Artists also staged protest performances, holding up mirrors to riot police so they had to see their own reflections, or setting up a piano in front of a line of riot police standing shoulder-to-shoulder behind their shields.
Pictures of these performances and some of the mirrors are featured in the exhibit, alongside graffiti, charcoal drawings and metal sculptures.
“I really wanted to show this art. I’m not talking about quality of art, I’m talking about the spirit of the event. The quality of the art will be judged by the visitors,” said cocurator Konstantin Akinsha.
The idea arose from an article that the curators published on Maidan art earlier this year.
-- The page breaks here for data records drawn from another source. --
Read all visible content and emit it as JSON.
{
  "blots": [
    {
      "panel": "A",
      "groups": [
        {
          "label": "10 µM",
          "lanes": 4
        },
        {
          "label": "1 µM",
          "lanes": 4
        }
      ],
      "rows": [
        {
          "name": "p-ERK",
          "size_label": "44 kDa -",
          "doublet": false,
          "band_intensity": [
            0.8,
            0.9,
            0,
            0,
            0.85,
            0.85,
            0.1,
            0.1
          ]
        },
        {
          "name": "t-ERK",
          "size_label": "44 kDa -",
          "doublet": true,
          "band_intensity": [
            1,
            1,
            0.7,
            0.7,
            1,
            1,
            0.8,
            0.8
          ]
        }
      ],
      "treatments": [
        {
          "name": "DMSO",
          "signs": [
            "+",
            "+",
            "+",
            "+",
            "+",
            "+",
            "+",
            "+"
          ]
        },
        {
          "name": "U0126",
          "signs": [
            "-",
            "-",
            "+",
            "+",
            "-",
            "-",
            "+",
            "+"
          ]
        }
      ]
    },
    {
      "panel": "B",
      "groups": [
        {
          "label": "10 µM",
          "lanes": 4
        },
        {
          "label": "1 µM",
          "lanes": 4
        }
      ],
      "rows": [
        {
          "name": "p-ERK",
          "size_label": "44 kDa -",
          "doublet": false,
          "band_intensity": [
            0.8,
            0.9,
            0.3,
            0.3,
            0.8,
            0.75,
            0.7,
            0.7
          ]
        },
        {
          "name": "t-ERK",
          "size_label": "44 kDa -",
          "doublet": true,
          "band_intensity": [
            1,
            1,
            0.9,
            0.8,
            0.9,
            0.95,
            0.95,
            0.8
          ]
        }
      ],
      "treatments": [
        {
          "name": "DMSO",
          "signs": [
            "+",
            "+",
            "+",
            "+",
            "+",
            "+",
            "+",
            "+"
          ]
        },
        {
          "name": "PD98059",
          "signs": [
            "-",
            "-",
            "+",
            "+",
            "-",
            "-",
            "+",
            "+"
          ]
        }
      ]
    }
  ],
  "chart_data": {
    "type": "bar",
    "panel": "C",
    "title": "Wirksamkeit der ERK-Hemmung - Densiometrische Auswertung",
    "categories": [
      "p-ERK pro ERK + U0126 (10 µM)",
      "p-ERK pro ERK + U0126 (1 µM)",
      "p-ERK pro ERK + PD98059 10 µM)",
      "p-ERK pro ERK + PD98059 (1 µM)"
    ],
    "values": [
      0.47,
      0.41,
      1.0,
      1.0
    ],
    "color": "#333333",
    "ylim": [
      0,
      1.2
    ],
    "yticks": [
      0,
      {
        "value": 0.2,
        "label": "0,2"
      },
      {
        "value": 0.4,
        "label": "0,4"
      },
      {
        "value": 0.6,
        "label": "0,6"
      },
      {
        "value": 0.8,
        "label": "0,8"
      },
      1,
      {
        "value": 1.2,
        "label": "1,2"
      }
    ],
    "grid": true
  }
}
Akinsha, who was in Vienna curating another show, quickly found a venue: “It was a makeshift initiative but it worked.”
‘Small contribution’
Among the most striking artworks on show are two that were created even before the protests turned serious in December.
Myroslav Vaydas’s 2012 work “Forest” shows stacks of tyres with smoke escaping from the top, a nightly scene on the Maidan where the acrid smell of burnt tyres permeated the air for weeks.
Photographer Nikita Shalennyi hauntingly recreated Rembrandt’s “The Anatomy Lesson of Dr. Nicolaes Tulp” with actual Berkut officers ― feared riot police who were disbanded by Ukraine’s new government ― posing in the positions of the doctors.
Although he took the picture in October, Shalennyi says he already predicted the coming unrest.
“I don’t have an illusion that art by itself can change everything, but I feel that it can add something. In this case every artist is making his small contribution,” he told AFP.
Other art installations show barricades with barbed wire and sandbags, and a small-scale model and drawings of a medieval-looking catapult used during the unrest are also on display.
In Austria and in the West, “we simulate a lot of things. But over there, nothing is simulated, it’s serious, people are dying in the streets,” said Kuenstlerhaus director Peter Zawrel, who quickly agreed to host the exhibit when he heard about it.
“It’s impressive what artists did in Ukraine, and I think that is an incentive for the art scene here too.”
Lozhkina’s only regret was being unable to show the other side of the protests.
“I was trying honestly to find at least one artist who would support the other side and I didn’t manage to find anyone ... The other side had no face.”
The organizers are now in talks to bring the exhibit to Germany and Poland. In Vienna, it runs until May 23.